Il lui fallut plusieurs secondes pour retrouver la maîtrise de son corps agité de spasmes. Sa poitrine se creusait et se soulevait profondément au rythme de sa respiration erratique. Lorsqu'il y parvint, il essuya son visage trempé de sueur de la manche de sa tunique de nuit.
En se raisonnant et se focalisant sur la chambre autour de lui, il parvint peu à peu à dissiper les images ensanglantées qui s'attardaient sur ses rétines.
Prenant de longues inspirations, autant que le lui permettait son souffle désordonné, il se calma lentement après de longues minutes.
Il avait l'habitude de ces cauchemars qui peuplaient son sommeil depuis toujours, composés des souvenirs de Mirévoyk, mais, ces derniers temps, ils lui semblaient de plus en plus intenses. Les raisons qui auraient pu l'expliquer l'effrayaient mais il ne pouvait s'empêcher d'y songer de plus en plus alors que ces souvenirs paraissaient avoir de plus en plus d'emprise sur lui.
Mirévoyk semblait gagner en force dans son esprit et les maigres résistances qu'il s'était efforcé d'ériger durant son enfance ne le retenaient guère. Peut-être ne lui restait-il plus longtemps avant d'être écrasé par l'âme de Mirévoyk et de se retrouver enfermé dans un recoin de son propre esprit.
La renaissance et le retour de Mirévoyk tant attendus par sa famille n'allaient probablement plus tarder. Cette idée faisait remonter des frissons le long de l'échine de Yennaël. Ce n'était pas l'idée de ce qui s'apparentait à une mort qui le faisait ainsi trembler mais davantage celle que, prochainement, Mirévoyk pourrait agir librement dans son corps.
Les images qui hantaient sa mémoire lui confirmaient à quel point la chose aurait été terrible et les leçons de ses parents sur l'histoire de Mirévoyk ne venaient qu'appuyer cette certitude.
Toute sa famille paraissait vénérer cette figure emblématique de l'Enclave pourtant, Yennaël savait que le retour de Mirévoyk serait certainement la pire chose pour leur monde. Il était terrifié par cette possibilité qu'il était le seul à pouvoir empêcher de se réaliser. C'était de sa responsabilité en tant que réincarnation. Son devoir était de faire barrage au retour de Mirévoyk.
Les moyens de le faire ne semblaient cependant pas nombreux. Yennaël n'en entrevoyait guère. Sans compter que Mirévoyk paraissait toujours plus puissant.
Il devait agir avant. Il ne pouvait permettre à Mirévoyk de sévir à nouveau.
Presque dans un état second, guidé par sa détermination, il se leva, incertain sur ses jambes, et quitta sa chambre.
Dans les couloirs éclairés par la lumière du soleil, il se dirigea presque par automatisme vers la tour qui flanquait la forteresse.

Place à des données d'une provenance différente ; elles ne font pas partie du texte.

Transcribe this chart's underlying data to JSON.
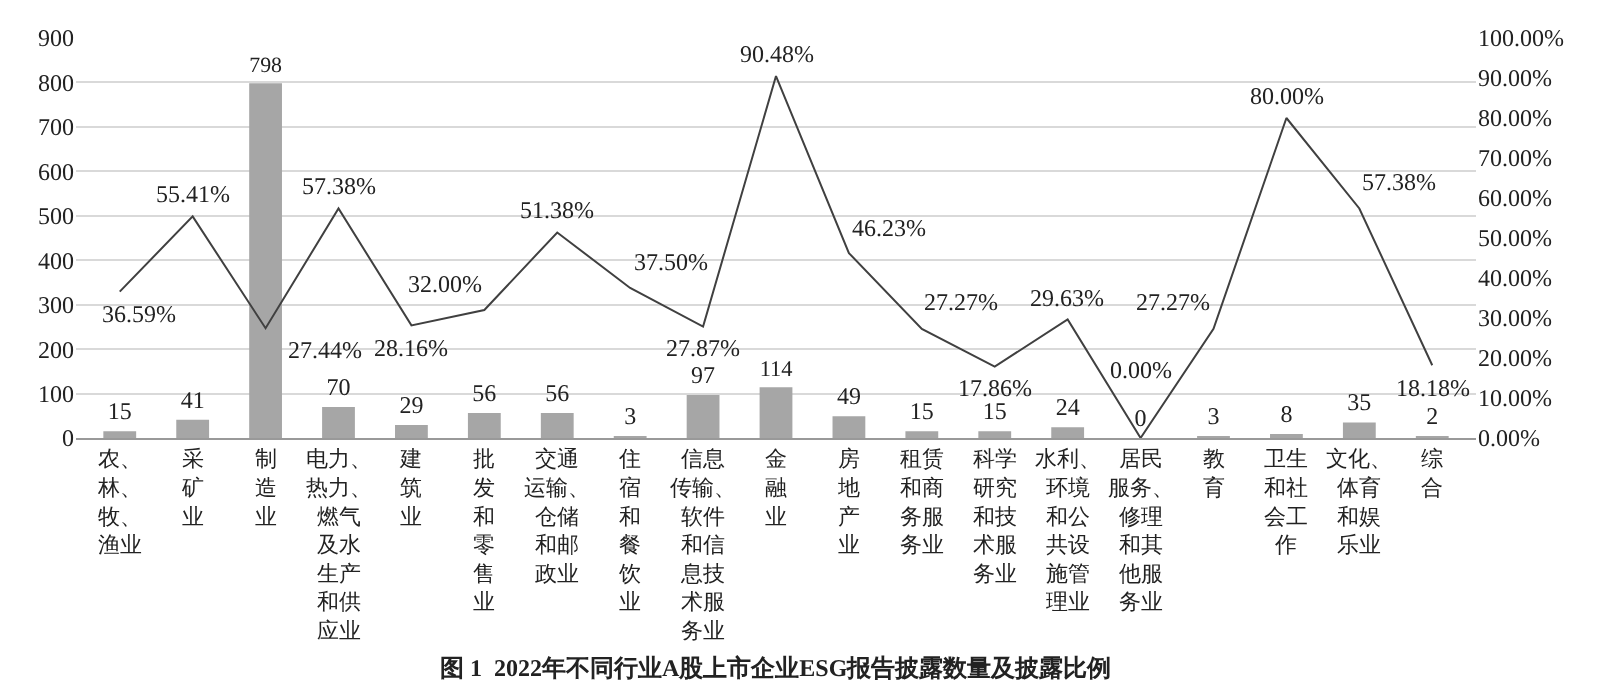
{
  "chart_data": {
    "type": "bar",
    "title": "图 1  2022年不同行业A股上市企业ESG报告披露数量及披露比例",
    "categories": [
      "农、林、牧、渔业",
      "采矿业",
      "制造业",
      "电力、热力、燃气及水生产和供应业",
      "建筑业",
      "批发和零售业",
      "交通运输、仓储和邮政业",
      "住宿和餐饮业",
      "信息传输、软件和信息技术服务业",
      "金融业",
      "房地产业",
      "租赁和商务服务业",
      "科学研究和技术服务业",
      "水利、环境和公共设施管理业",
      "居民服务、修理和其他服务业",
      "教育",
      "卫生和社会工作",
      "文化、体育和娱乐业",
      "综合"
    ],
    "series": [
      {
        "color": "#a6a6a6",
        "values": [
          15,
          41,
          798,
          70,
          29,
          56,
          56,
          3,
          97,
          114,
          49,
          15,
          15,
          24,
          0,
          3,
          8,
          35,
          2
        ]
      },
      {
        "type": "line",
        "axis": "y2",
        "color": "#404040",
        "values": [
          36.59,
          55.41,
          27.44,
          57.38,
          28.16,
          32.0,
          51.38,
          37.5,
          27.87,
          90.48,
          46.23,
          27.27,
          17.86,
          29.63,
          0.0,
          27.27,
          80.0,
          57.38,
          18.18
        ],
        "value_labels": [
          "36.59%",
          "55.41%",
          "27.44%",
          "57.38%",
          "28.16%",
          "32.00%",
          "51.38%",
          "37.50%",
          "27.87%",
          "90.48%",
          "46.23%",
          "27.27%",
          "17.86%",
          "29.63%",
          "0.00%",
          "27.27%",
          "80.00%",
          "57.38%",
          "18.18%"
        ]
      }
    ],
    "data_labels": true,
    "ylim": [
      0,
      900
    ],
    "yticks": [
      0,
      100,
      200,
      300,
      400,
      500,
      600,
      700,
      800,
      900
    ],
    "y2lim": [
      0,
      100
    ],
    "y2ticks": [
      {
        "value": 0,
        "label": "0.00%"
      },
      {
        "value": 10,
        "label": "10.00%"
      },
      {
        "value": 20,
        "label": "20.00%"
      },
      {
        "value": 30,
        "label": "30.00%"
      },
      {
        "value": 40,
        "label": "40.00%"
      },
      {
        "value": 50,
        "label": "50.00%"
      },
      {
        "value": 60,
        "label": "60.00%"
      },
      {
        "value": 70,
        "label": "70.00%"
      },
      {
        "value": 80,
        "label": "80.00%"
      },
      {
        "value": 90,
        "label": "90.00%"
      },
      {
        "value": 100,
        "label": "100.00%"
      }
    ],
    "grid": "y",
    "legend": false,
    "marker": "none",
    "line_style": "solid"
  }
}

Pour ce faire, évitant les patrouilles de gardes, il passa par les quartiers des domestiques, où certains commençaient déjà à se lever en se préparant à leur journée de labeur.
Montant les escaliers en colimaçon, il atteignit le sommet de la tour où il sortit sur le chemin de ronde qui longeait le toit, qui le surplombait. S'appuyant contre le rempart, il observa la ville des mètres plus bas. Une chute de cette hauteur aurait été mortel, sans aucun doute.
Les membres encore tremblants de son cauchemar, il se hissa sur le rempart, le regard rivé sur le sol. Il avança d'abord un pied au-dessus du vide sans faire suivre le reste de son corps, non pas qu'il hésitait.
Prenant une profonde inspiration pour s'encourager, il s'apprêta à sauter mais une voix le retint soudainement en s'écriant :

« Arrête, Yennaël !

Surpris, le garçon se tourna vers Eurydice, qui se tenait sur le chemin de ronde, encore en tenue de nuit, les yeux exorbités fixés sur Yennaël. Ses paumes ouvertes étaient tendues vers lui en un geste d'apaisement et de calme mais également de supplique qui l'implorait de ne pas bouger.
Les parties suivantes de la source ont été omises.